The law also more closely linked teacher tenure to performance, Villar said.
As the newly formed group begins to craft its next policy agenda and initiatives, other organizations including Achieve Hartford, a business-backed education reform group, and the teacher's labor union, AFT Connecticut, are eager to hear their ideas or collaborate.
“I don't think it's a secret we've fought over policy with both CBIA and CCER,” said Jan Hochadel, the labor union president, citing charter school funding as an example. Nonetheless, she said she's eager to have conversations with the new group regarding issues like STEM (science, technology, engineering and math) education and manufacturing jobs.
“There's enough areas where we do have some common ground, that I think we can find areas we can work on together for common good for the students and families in Connecticut,” Hochadel said.
Paul Holzer, executive director of Achieve Hartford, agrees, saying he's hoping to see results that will lead broadly to a stronger Connecticut workforce and economy.
CBIA sits on the steering committee for Achieve Hartford's ALL IN! Coalition, which seeks to help Hartford youth complete public high school as they make their way toward college or the workforce. One action team's goal is to decrease by 10 percent “summer melt,” which is the failure of graduates accepted to college in the spring to show up in the fall.
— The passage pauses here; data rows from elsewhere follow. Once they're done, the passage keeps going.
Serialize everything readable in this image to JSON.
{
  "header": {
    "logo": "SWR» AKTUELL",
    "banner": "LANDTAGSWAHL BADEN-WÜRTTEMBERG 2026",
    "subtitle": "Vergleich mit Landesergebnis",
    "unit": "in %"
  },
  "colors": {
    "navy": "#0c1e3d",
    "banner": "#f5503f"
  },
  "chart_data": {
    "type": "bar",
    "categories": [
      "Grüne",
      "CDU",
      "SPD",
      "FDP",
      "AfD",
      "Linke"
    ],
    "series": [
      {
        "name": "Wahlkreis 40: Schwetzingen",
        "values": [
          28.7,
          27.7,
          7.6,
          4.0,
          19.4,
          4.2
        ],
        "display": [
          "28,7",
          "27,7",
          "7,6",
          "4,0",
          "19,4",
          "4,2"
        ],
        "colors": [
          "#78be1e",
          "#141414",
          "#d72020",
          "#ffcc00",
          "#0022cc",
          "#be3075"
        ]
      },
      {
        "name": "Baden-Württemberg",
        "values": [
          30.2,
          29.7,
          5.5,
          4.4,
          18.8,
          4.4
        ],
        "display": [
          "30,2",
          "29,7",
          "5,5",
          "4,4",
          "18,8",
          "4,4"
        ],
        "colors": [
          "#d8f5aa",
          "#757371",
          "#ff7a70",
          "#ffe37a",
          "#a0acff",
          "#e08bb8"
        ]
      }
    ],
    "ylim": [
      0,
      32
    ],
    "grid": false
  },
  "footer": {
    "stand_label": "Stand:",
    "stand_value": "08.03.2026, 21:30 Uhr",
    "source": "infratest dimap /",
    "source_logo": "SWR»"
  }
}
“What we're doing at the city level, I want CBIA and CCER to do at the state level,” Holzer said. “I look forward to exploring how we'll work with [them].”
The CT Council for Education Reform helped influence passage of two education bills in 2017.
House Bill 7205: Early literacy support for grades K-3; requires results of annual reading surveys provided to teachers to be shared with supervisors and used to help develop professional development.
House Bill 7251: Establishes a reform district turnaround plan, enhancing training for boards of education for underperforming school districts.